Programa Viva Bem entrevista nutróloga para falar sobre alimentação saudável

Canal Viva Bem

No programa Viva Bem deste sábado, 2, Magna Santana entrevistou no quadro Alô Doutor a médica nutróloga Paula Cavallaro. O bate papo aconteceu para falar sobre alimentação saudável. Durante a entrevista, a nutróloga explicou que é possível fazer uma dieta sem sacrifício e esclareceu que alguns alimentos são desonestos com a sua saúde. O programa vai ao ar todos os sábados a partir das 8h na Ilha FM. Confira a entrevista:

Magna Santana:Quando se fala em dieta muita gente faz cara feia. O que fazer para ter uma alimentação saudável sem muito sacrifício?

Paula Cavallaro: Eu participo de um princípio na alimentação que é preciso ter um bom senso, é preciso ser honesto com você mesmo e fazer um bom equilíbrio na alimentação. Eu sou contra a palavra dieta. O que se deve fazer é uma rotina de hábitos melhores, com escolhas de alimentos melhores. É preciso lembrar que os alimentos não são iguais para todo mundo, um brigadeiro muitas vezes tem a mesma caloria de uma maça, isso vai depender muito do organismo da pessoa, pois dentro do nosso corpo esse alimento será redistribuído. Então falar de comida, dieta, alimentação saudável nesse tempo moderno, e muitas vezes sem tempo, é realmente complexo. O segredo é você saber ter uma escolha melhor até mesmo com o que você tem na sua geladeira. Aproveitando os alimentos naturais, sem muitos conservantes, que muitas vezes nos enganam.

MS:Quais esses alimentos desonestos? Que muitas vezes nos enganam?

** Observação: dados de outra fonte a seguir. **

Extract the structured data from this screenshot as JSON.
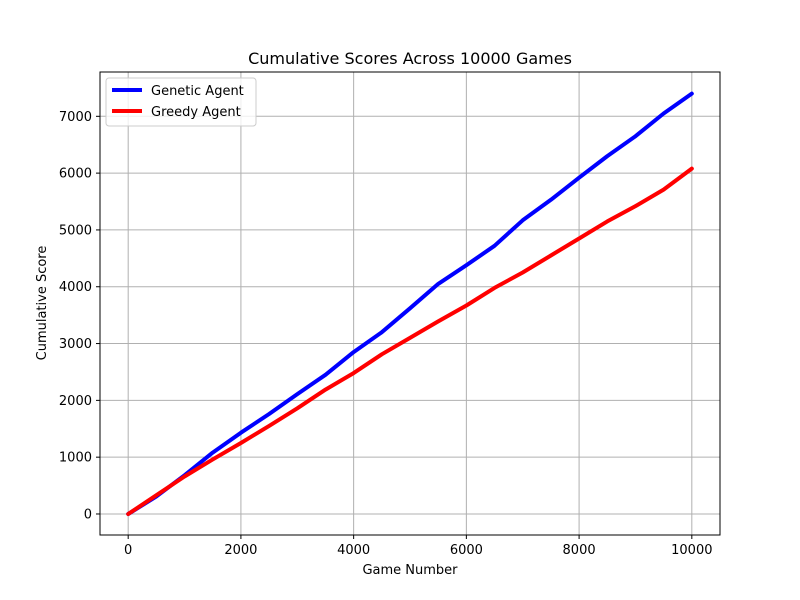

PC:É simples encontrar esses alimentos desonestos. São muitos alimentos encontrados em supermercados com conservantes, que muitas vezes viciam. Exemplo: refrigerante, aquele tempero que vem no miojo, salgadinhos e até mesmo o leite é um alimento desonesto na nossa alimentação. Hoje infelizmente comer bem virou exceção e comer errado virou regra. Quando uma pessoa que está fazendo uma dieta e está num ciclo de amigos ela é estimulada a quebrar a regra, fugir um pouco da dieta e isso acaba desestimulando a pessoa a continuar a dieta.

MS:O que acaba acontecendo muitas vezes é de ficar fazendo dieta durante a semana e nos fins de semana se sentir liberado para comer o que quiser…

PC:Eu sou a favor do “tô livre, tô liberado”! Mas isso deve ser feito com consciência. Aos poucos é que vamos construindo hábitos mais saudáveis, não é num piscar de olhos que a pessoa vai mudar totalmente a sua forma de alimentação. Tudo é uma construção de hábitos. O refrigerante, por exemplo, é tão danoso quanto o cigarro. Há anos as associações de nutrologia lutam para ter essa informação nas propagandas. Da quantidade de substâncias tóxicas que contém nos refrigerantes. Talvez se isso acontecessem, as pessoas fossem mudando aos poucos essa rotina de tomar tanto refrigerante.

MS:Quanto a questão do leite. Porque ele é desonesto na nossa alimentação? Ele era considerado que bom para os ossos e para a mulher principalmente.

PC:O leite não é tão bom quanto as pessoas pensam. E pior ainda para a mulher, que é cheia de hormônios. Nós somos compostas por eixos hormonais e o leite de vaca tem 20 vezes mais proteína que o leite materno, mas é agressor e inflamatório. O nosso estômago não tem a enzima necessária para quebrar toda a proteína do leite e acaba com o tempo retardando o processo digestivo. Quanto ao leite desnatado, também é mito dizer que seja mais saudável, pois depois dos quatro anos de idade nosso corpo não está mais apto a tomar leite. Mas não é preciso quebrar na sua alimentação tudo que for derivado do leite. O importante é ter um bom senso e reduzir esse hábito na alimentação aos poucos.